Justin Pawlak slides around the Formula Drift circuit in a 2017 Roush Mustang powered by a supercharged Coyote. Boosted by a 2.3-liter TVS supercharger, its Ford Performance Aluminator 5.0-liter is good for nearly 1,000 horsepower and over 800 lb-ft of torque.
With that kind of power onboard, you might assume an exotic aftermarket EFI system is at the helm of its fuel and timing commands. That’s not the case. Justin’s car still runs a factory PCM loaded with a custom calibration from VMP Performance. This setup performs well, but it does limit the amount of data that he can log after a run.
Justin wanted a way to not only tap into the data flowing out of the OBD-II port, but also add in a several additional channels. That’s why he turned to AEM. He brought his competition drifter into the company’s Hawthorne, California, headquarters where its engineering team installed the AQ-1 OBD-II datalogger and X-Series gauges.

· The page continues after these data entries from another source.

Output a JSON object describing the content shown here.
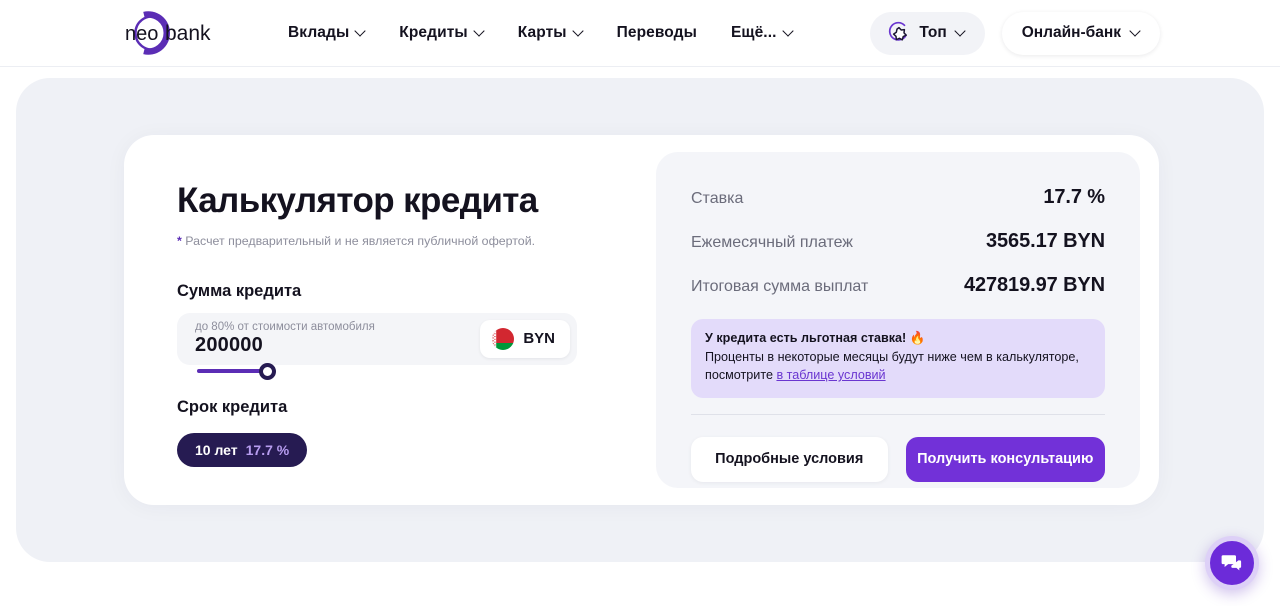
{
  "header": {
    "logo": {
      "name": "neo bank",
      "part1": "neo",
      "part2": "bank"
    },
    "nav": [
      {
        "label": "Вклады",
        "has_chevron": true
      },
      {
        "label": "Кредиты",
        "has_chevron": true
      },
      {
        "label": "Карты",
        "has_chevron": true
      },
      {
        "label": "Переводы",
        "has_chevron": false
      },
      {
        "label": "Ещё...",
        "has_chevron": true
      }
    ],
    "top_button": {
      "label": "Топ",
      "icon": "star-icon"
    },
    "online_bank_button": {
      "label": "Онлайн-банк",
      "icon": "chevron-down-icon"
    }
  },
  "calculator": {
    "title": "Калькулятор кредита",
    "disclaimer_star": "*",
    "disclaimer": "Расчет предварительный и не является публичной офертой.",
    "amount": {
      "label": "Сумма кредита",
      "hint": "до 80% от стоимости автомобиля",
      "value": "200000",
      "currency": "BYN",
      "currency_flag": "belarus-flag-icon",
      "slider_percent": 18
    },
    "term": {
      "label": "Срок кредита",
      "value": "10 лет",
      "rate": "17.7 %"
    }
  },
  "results": {
    "rows": [
      {
        "label": "Ставка",
        "value": "17.7 %"
      },
      {
        "label": "Ежемесячный платеж",
        "value": "3565.17 BYN"
      },
      {
        "label": "Итоговая сумма выплат",
        "value": "427819.97 BYN"
      }
    ],
    "notice": {
      "title": "У кредита есть льготная ставка! 🔥",
      "text": "Проценты в некоторые месяцы будут ниже чем в калькуляторе, посмотрите ",
      "link": "в таблице условий"
    },
    "buttons": {
      "secondary": "Подробные условия",
      "primary": "Получить консультацию"
    }
  },
  "chat": {
    "icon": "chat-bubble-icon",
    "label": "Чат"
  },
  "colors": {
    "brand_purple": "#5b2db5",
    "primary_button": "#7231d8",
    "dark_navy": "#261b52",
    "notice_bg": "#e3dbfa",
    "panel_bg": "#f4f5f9",
    "shell_bg": "#eff1f6"
  }
}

“(We) daisy-chained them up and took the last one in the chain and plugged it into the AQ-1,” the video above explains. “Then we went into the software and set the software up to log and receive those channels. Once the session is over, we can go in and download the data and see all the data from the gauges over AEMnet, rather than having to use analog inputs.”
That is the beauty of the AEMnet’s CAN bus connection, which allows adding numerous inputs in addition to the OBD-II channels and the eight analog inputs standard on the AQ-1 OBD-II datalogger.